Mag artikel 2 van beschikking 22-54 op deze wijze worden uitgelegd? Zeker is dit niet, hoewel de woorden „ingevoerde hoeveelheden” minder nauwkeurig zijn dan de in artikel 3 gebezigde uitdrukking „hoeveelheden aangekocht schroot”, welke uitdrukking, naar ons voorkomt, niet voor interpretatie vatbaar is. Doch het Hof behoeft over deze vraag thans niet te beslissen. Volstaan kan worden met de vaststelling dat, indien interpretatie van artikel 2 in de zojuist door ons aangegeven zin niet mogelijk zou blijken, hieruit slechts zou volgen dat het bedrag der bijdragen verschuldigd krachtens beschikking 22-54, herzien dient te worden — zulks wellicht gelijk de Hoge Autoriteit beweert tot het uiteindelijk nadeel van ondernemingen als de Forges de Clabecq — doch niet dat het systeem zelf niet levensvatbaar zou zijn.

Nog andere vragen dienen te worden beantwoord en wel allereerst die, op welke dag de schrootaankopen geacht moeten worden te hebben plaats gehad. Hierbij, rijzen rechtsvragen: wanneer is het koopcontract tot stand gekomen? Moet daartoe een formele kooporder verlangd worden? Is een later bevestigde mondelinge afspraak voldoende? enz. … Deze vragen werden tijdens de pleidooien besproken. Ten slotte zou toepassing op het onderhavige geval moeten plaats vinden en worden onderzocht of de litigieuze 20.682 ton geheel of gedeeltelijk afkomstig zijn van aankopen vóór 1 april 1954 gedaan.

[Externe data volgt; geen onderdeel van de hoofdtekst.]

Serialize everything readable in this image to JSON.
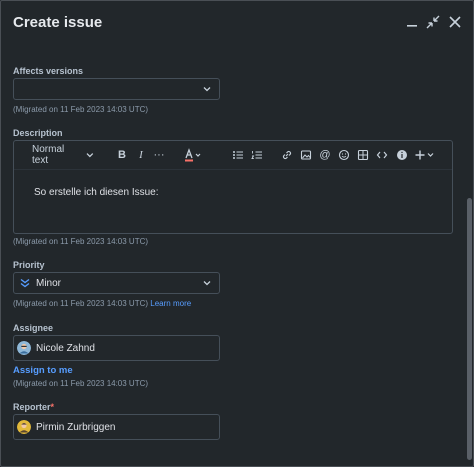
{
  "header": {
    "title": "Create issue"
  },
  "fields": {
    "affects_versions": {
      "label": "Affects versions",
      "value": "",
      "hint": "(Migrated on 11 Feb 2023 14:03 UTC)"
    },
    "description": {
      "label": "Description",
      "text_style": "Normal text",
      "body": "So erstelle ich diesen Issue:",
      "hint": "(Migrated on 11 Feb 2023 14:03 UTC)"
    },
    "priority": {
      "label": "Priority",
      "value": "Minor",
      "hint": "(Migrated on 11 Feb 2023 14:03 UTC)",
      "hint_link": "Learn more"
    },
    "assignee": {
      "label": "Assignee",
      "value": "Nicole Zahnd",
      "assign_to_me": "Assign to me",
      "hint": "(Migrated on 11 Feb 2023 14:03 UTC)"
    },
    "reporter": {
      "label": "Reporter",
      "required_mark": "*",
      "value": "Pirmin Zurbriggen"
    }
  },
  "colors": {
    "accent": "#579dff",
    "priority_minor": "#579dff",
    "required": "#f87168"
  }
}
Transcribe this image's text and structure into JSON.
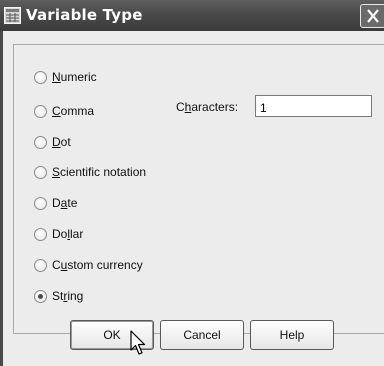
{
  "window": {
    "title": "Variable Type",
    "app_icon": "grid-icon",
    "close_icon": "close-x-icon"
  },
  "options": [
    {
      "id": "numeric",
      "pre": "",
      "key": "N",
      "post": "umeric",
      "checked": false
    },
    {
      "id": "comma",
      "pre": "",
      "key": "C",
      "post": "omma",
      "checked": false
    },
    {
      "id": "dot",
      "pre": "",
      "key": "D",
      "post": "ot",
      "checked": false
    },
    {
      "id": "scientific-notation",
      "pre": "",
      "key": "S",
      "post": "cientific notation",
      "checked": false
    },
    {
      "id": "date",
      "pre": "D",
      "key": "a",
      "post": "te",
      "checked": false
    },
    {
      "id": "dollar",
      "pre": "Do",
      "key": "l",
      "post": "lar",
      "checked": false
    },
    {
      "id": "custom-currency",
      "pre": "C",
      "key": "u",
      "post": "stom currency",
      "checked": false
    },
    {
      "id": "string",
      "pre": "St",
      "key": "r",
      "post": "ing",
      "checked": true
    }
  ],
  "characters": {
    "label_pre": "C",
    "label_key": "h",
    "label_post": "aracters:",
    "value": "1"
  },
  "buttons": {
    "ok": "OK",
    "cancel": "Cancel",
    "help": "Help"
  },
  "cursor_icon": "mouse-pointer-icon"
}
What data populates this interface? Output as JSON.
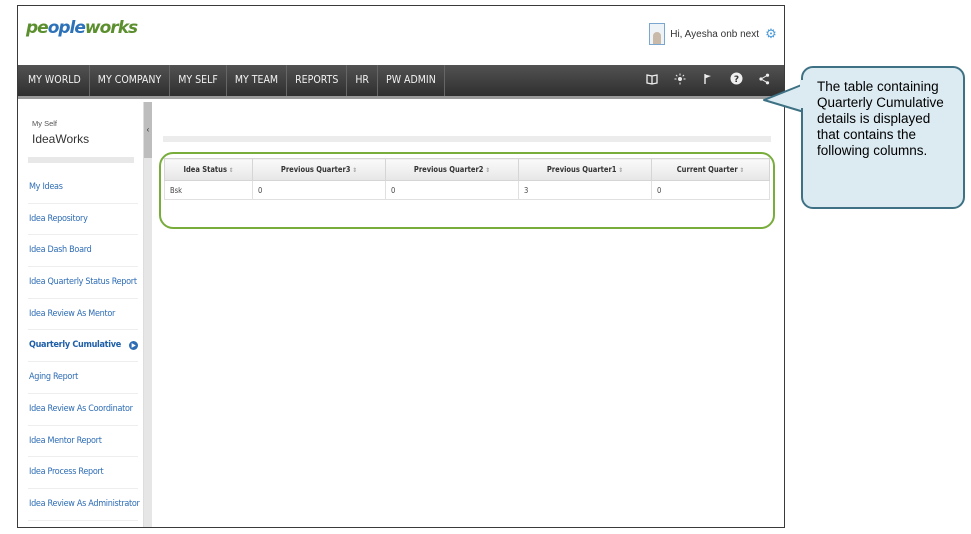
{
  "header": {
    "logo_part1": "pe",
    "logo_part2": "ople",
    "logo_part3": "works",
    "greeting": "Hi, Ayesha onb next",
    "settings_icon": "gear-icon",
    "avatar_icon": "user-avatar-icon"
  },
  "nav": {
    "items": [
      {
        "label": "MY WORLD"
      },
      {
        "label": "MY COMPANY"
      },
      {
        "label": "MY SELF"
      },
      {
        "label": "MY TEAM"
      },
      {
        "label": "REPORTS"
      },
      {
        "label": "HR"
      },
      {
        "label": "PW ADMIN"
      }
    ],
    "icons": [
      "book-icon",
      "lightbulb-icon",
      "flag-icon",
      "help-icon",
      "share-icon"
    ]
  },
  "sidebar": {
    "breadcrumb_small": "My Self",
    "title": "IdeaWorks",
    "items": [
      {
        "label": "My Ideas",
        "active": false
      },
      {
        "label": "Idea Repository",
        "active": false
      },
      {
        "label": "Idea Dash Board",
        "active": false
      },
      {
        "label": "Idea Quarterly Status Report",
        "active": false
      },
      {
        "label": "Idea Review As Mentor",
        "active": false
      },
      {
        "label": "Quarterly Cumulative",
        "active": true
      },
      {
        "label": "Aging Report",
        "active": false
      },
      {
        "label": "Idea Review As Coordinator",
        "active": false
      },
      {
        "label": "Idea Mentor Report",
        "active": false
      },
      {
        "label": "Idea Process Report",
        "active": false
      },
      {
        "label": "Idea Review As Administrator",
        "active": false
      }
    ],
    "collapse_glyph": "‹"
  },
  "table": {
    "columns": [
      "Idea Status",
      "Previous Quarter3",
      "Previous Quarter2",
      "Previous Quarter1",
      "Current Quarter"
    ],
    "rows": [
      [
        "Bsk",
        "0",
        "0",
        "3",
        "0"
      ]
    ]
  },
  "callout": {
    "text": "The table containing Quarterly Cumulative details is displayed that contains the following columns."
  },
  "colors": {
    "nav_bg": "#3f3f3f",
    "link": "#2d6cb5",
    "highlight_border": "#78ad3c",
    "callout_bg": "#dcebf2",
    "callout_border": "#3d7183"
  }
}
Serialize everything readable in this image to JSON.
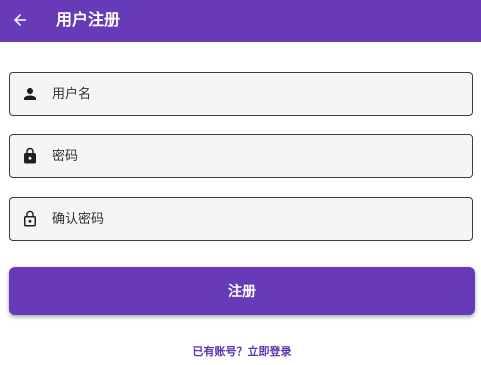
{
  "app_bar": {
    "title": "用户注册",
    "back_icon": "arrow-left-icon",
    "background": "#673ab7"
  },
  "form": {
    "username": {
      "placeholder": "用户名",
      "value": "",
      "icon": "person-icon"
    },
    "password": {
      "placeholder": "密码",
      "value": "",
      "icon": "lock-icon"
    },
    "confirm_password": {
      "placeholder": "确认密码",
      "value": "",
      "icon": "lock-outline-icon"
    }
  },
  "submit": {
    "label": "注册"
  },
  "login_link": {
    "label": "已有账号？立即登录"
  },
  "colors": {
    "accent": "#673ab7",
    "link": "#5e35b1",
    "field_bg": "#f5f5f5"
  }
}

De ruime opvatting waarvan Gij in Uw rechtspraak met het oog op de gebruiken en eisen van het bedrijfsleven blijk hebt gegeven, zou te dezer zake partijen nuttige aanwijzingen kunnen verschaffen.

Doch binnen het kader van een beroep tot nietigverklaring hetwelk een zuivere rechtsvraag tot voorwerp heeft — en wanneer Gij meent dit beroep te moeten toewijzen — staat het niet aan U de hoeveelheid vast te stellen welke ingevolge Uw arrest buiten de verplichting tot bijdrage zou vallen. Zulks behoort tot de taak van de Hoge Autoriteit krachtens artikel 34 van het Verdrag.

Krachtens de bepalingen van genoemd artikel,

Concluderen wij tot nietigverklaring van deze beschikking;

tot terugwijzing van de zaak naar de Hoge Autoriteit ten einde de maatregelen te nemen die de tenuitvoerlegging van de beslissing tot vernietiging met zich medebrengt;

en tot veroordeling van de Hoge Autoriteit in de proceskosten.


( 1 ) Jurisprudentie VIII, blz. 675.